Effect of low thermal treatment temperatures on the morphological, optical and electrical properties of Sn1-xMnxTe nanocomposite films incorporated with indium cations

• Published in: Ceramics international Vol. 45; no. 17; pp. 23203 - 23215
• Main Authors: Rukcharoen, Nuengruethai, Tubtimtae, Auttasit, Vailikhit, Veeramol, Teesetsopon, Pichanan, Kitisripanya, Nareerat
• Format: Journal Article
• Language: English
• Published: Elsevier Ltd 01.12.2019
• Subjects: Indium incorporation; Low-temperature thermal treatment process; Nanocomposite film; Tin manganese telluride; Low-temperature thermal treatment process; Indium incorporation; Tin manganese telluride; Nanocomposite film
• ISSN: 0272-8842; 1873-3956
• DOI: 10.1016/j.ceramint.2019.08.016

Amorphous chalcogenide semiconductors have advantageous optical and electrochemical properties, but the influence of the thermal treatment temperature on these properties is not clearly understood. In this study, In3+-incorporated Sn1-xMnxTe nanocomposite films were prepared on commercial glass substrates using a solution-based doctor-blading method and low thermal treatment temperatures.
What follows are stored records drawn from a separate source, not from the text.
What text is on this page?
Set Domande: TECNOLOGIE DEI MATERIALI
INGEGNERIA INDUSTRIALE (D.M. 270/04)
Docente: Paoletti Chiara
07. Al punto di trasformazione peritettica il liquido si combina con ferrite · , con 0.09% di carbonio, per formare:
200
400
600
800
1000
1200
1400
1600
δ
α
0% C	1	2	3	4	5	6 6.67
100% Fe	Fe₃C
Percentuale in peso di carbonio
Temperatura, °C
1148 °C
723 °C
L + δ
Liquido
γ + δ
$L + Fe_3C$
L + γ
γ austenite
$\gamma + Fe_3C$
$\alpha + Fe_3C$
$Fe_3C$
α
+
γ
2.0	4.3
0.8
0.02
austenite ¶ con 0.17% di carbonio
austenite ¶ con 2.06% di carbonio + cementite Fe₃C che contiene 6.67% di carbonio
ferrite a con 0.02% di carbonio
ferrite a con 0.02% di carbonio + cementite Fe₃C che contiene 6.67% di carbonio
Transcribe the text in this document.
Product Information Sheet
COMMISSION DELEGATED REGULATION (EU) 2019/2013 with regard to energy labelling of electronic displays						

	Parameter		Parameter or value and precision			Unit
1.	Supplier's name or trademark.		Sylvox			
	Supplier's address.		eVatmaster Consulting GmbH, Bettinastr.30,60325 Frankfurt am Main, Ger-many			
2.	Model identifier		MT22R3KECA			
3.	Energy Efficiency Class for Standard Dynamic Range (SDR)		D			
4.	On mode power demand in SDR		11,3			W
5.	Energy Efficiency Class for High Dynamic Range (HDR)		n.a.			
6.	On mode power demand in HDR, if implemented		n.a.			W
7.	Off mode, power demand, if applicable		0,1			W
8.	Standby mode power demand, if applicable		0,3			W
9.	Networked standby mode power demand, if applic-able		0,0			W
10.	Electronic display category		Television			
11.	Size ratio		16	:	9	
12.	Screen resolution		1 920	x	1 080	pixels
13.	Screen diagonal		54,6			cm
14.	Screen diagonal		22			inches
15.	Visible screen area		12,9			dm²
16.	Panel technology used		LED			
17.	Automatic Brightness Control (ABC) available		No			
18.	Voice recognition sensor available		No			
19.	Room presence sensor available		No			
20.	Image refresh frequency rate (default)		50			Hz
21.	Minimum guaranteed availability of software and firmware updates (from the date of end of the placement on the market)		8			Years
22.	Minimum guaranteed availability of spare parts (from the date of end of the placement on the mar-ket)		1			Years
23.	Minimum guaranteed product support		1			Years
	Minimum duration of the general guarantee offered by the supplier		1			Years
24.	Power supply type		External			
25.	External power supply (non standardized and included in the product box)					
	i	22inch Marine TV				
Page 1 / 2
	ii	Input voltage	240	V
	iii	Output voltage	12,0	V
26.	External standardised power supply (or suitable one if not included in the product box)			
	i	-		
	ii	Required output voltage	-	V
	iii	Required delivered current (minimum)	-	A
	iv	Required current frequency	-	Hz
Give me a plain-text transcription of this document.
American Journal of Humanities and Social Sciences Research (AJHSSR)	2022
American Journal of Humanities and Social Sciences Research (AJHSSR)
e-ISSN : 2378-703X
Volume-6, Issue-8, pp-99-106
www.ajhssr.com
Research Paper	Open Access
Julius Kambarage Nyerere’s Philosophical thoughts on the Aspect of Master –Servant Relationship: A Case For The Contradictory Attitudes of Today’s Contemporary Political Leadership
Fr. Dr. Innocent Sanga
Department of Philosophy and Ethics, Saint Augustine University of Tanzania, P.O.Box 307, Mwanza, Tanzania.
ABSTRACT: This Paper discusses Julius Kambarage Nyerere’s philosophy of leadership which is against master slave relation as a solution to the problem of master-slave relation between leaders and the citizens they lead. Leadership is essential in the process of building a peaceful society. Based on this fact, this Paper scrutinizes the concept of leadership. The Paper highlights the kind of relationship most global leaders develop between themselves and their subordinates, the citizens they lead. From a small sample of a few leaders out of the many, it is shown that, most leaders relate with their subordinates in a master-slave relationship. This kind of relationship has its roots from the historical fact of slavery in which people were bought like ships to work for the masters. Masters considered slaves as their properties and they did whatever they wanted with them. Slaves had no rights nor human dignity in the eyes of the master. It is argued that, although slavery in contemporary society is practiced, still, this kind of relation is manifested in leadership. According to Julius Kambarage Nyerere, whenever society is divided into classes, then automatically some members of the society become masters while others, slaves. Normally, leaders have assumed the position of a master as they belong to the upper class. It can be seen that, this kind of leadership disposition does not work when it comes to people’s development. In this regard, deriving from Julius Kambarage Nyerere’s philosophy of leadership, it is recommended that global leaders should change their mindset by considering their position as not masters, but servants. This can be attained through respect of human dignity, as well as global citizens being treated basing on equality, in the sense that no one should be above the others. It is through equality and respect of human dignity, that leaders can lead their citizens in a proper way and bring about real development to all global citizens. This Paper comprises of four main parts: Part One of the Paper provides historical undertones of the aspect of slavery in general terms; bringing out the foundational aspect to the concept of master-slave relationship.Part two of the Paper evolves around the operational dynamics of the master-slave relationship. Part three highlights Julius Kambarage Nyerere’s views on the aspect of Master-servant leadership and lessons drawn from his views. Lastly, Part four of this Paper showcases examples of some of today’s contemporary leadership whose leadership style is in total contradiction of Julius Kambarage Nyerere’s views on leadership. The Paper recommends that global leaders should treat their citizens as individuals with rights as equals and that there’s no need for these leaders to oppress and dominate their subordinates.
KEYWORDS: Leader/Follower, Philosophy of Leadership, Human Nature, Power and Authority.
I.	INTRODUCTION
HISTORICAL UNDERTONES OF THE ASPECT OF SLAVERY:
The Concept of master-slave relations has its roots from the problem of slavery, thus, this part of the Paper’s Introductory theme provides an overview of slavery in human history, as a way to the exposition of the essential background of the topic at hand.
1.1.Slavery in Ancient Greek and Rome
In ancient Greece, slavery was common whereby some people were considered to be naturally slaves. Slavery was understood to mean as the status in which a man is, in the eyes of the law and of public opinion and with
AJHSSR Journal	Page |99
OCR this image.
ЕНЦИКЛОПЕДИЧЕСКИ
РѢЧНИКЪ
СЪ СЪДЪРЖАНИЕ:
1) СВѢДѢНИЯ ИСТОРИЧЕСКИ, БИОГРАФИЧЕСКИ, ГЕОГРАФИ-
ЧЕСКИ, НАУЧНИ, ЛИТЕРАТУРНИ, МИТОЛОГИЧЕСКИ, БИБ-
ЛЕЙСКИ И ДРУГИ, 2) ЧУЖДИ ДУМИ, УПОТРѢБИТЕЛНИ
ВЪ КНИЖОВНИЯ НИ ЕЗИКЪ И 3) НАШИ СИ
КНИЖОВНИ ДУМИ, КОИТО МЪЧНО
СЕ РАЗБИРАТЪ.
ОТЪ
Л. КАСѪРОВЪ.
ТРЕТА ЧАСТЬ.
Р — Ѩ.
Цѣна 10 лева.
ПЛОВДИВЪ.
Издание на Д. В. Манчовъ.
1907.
The effect of the thermal treatment temperature (50–200 °C) on the optical and electrical properties of the nanocomposite films was investigated. X-ray diffraction results confirmed that an amorphous nanocomposite film was formed at each thermal treatment temperature. However, variation in the optical parameters and electrical performance of the nanocomposite films with the thermal treatment temperature indicated that this temperature should not exceed 150 °C. Optimization of the thermal treatment temperature improved the light-harvesting ability of the nanocomposite films and enhanced the polarization of the incident radiation. These phenomena were caused by an increase in atomic oscillations associated with higher dipole moments in the films. The nanocomposite films subjected to thermal treatment at temperatures below 150 °C also exhibited the highest electrical conductivity. These results will allow the synthesis of improved materials for applications in solar selective surfaces and electro-optical, photovoltaic-thermal, and sensor devices.